Here we were, on the brink of nuclear destruction, and my parents couldn’t grasp the necessity of a fallout shelter. We were a typical 1950s middle class family. Dad brought home the bacon and Mother fried it. They were glad when one payday stretched to the next. Forget money for a fallout shelter.
Still I persisted, having witnessed the scenario a dozen times on TV: after the Russians launched their rockets, no one else in the neighborhood was going to let us into their shelters. Come nuclear winter, prudent ants with cocked shotguns would not show mercy on us grasshoppers as we begged to get into their shelters.
Except, come to think of it, everyone on Cedar Street foolishly presumed, as did my denial-burdened parents, that huddling in the basement would have to serve when the warheads came raining down. I envisioned how those bottles (glass bottles no less) of fresh water that I ran along the basement wall might prove to be the difference in our survival through those first few grim days following the attack. Later, when the wisdom of my planning paid off as our family emerged into a brave new world, wouldn’t everyone be sorry for how they had made fun of my far-sighted preparation?
While many of us think of fallout shelters as Cold War relics, shelter manufacturers and installers report business is better than ever. Given today’s threats, Soviet Premier Nikita Kruschev’s rants almost qualify as “the good old days.”
Shelter manufacturers and installers such Radius Engineering in Terrell, TX and The Vivos Group of Del Mar, CA cite civil anarchy from total economic collapse, earthquakes, tsunamis, biological and chemical attacks. As Radius reminds us their website, “The future belongs to those who plan.” When the streets are given over to total anarchy, their clients will be safe and snug underground. When the sort of asteroid that destroyed the dinosaurs clobbers earth again, thousands will be safe in shelters while the rest of us grope for flashlight batteries.
You can still build a backyard shelter — 1950s style with bunk bed cots and supplies of fresh water and dried foods. But today’s big shelters are communities, like underground cruise ships. You buy the right to admittance, like a membership, not the shelter itself. In addition to private living quarters, huge shelters contain entertainment halls, restaurants, libraries and work out rooms in an air filtered safe environment.

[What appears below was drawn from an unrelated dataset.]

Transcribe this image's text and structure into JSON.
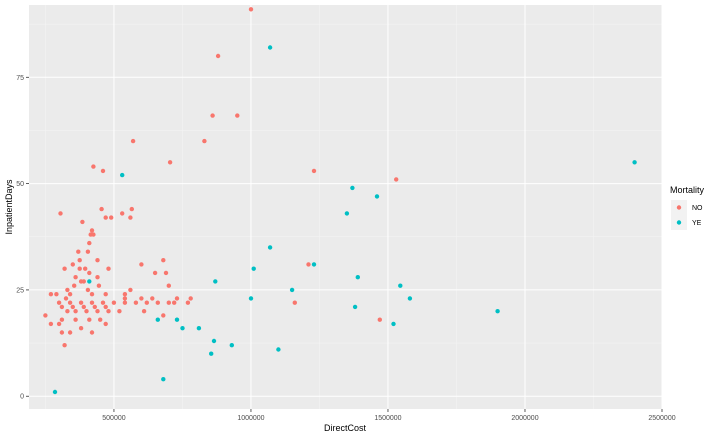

Thousands of people can remain underground for a year or more in fully stocked safe havens. Of course, the underground cruise ship may be two hours away from your house so after a disaster you may have to do some broken field running to get there. Once there, show your I.D. and the guy with the shotgun waves you in. Everything is stocked and waiting.
Name a “last person on earth novel” or “final colony” book and I’ve probably read it. Until the last year or two, I always identified with the survivors, seeing myself marching down a crumbling and deserted Wall Street or throwing out my bedroll under the splintered steel of what had once been the Golden Gate Bridge. Give me a jackknife and a water bottle and I could face anything.
Maybe it’s a sign of aging, but now I’d just as soon fall in the first wave of victims after someone reconstitutes the dinosaurs. I’d much prefer to live in a world where I pour breakfast from a cereal box than one where I must hunt it down.
That said, I do have several gallons of plastic water jugs out in the garden shed — glass breaks too easily.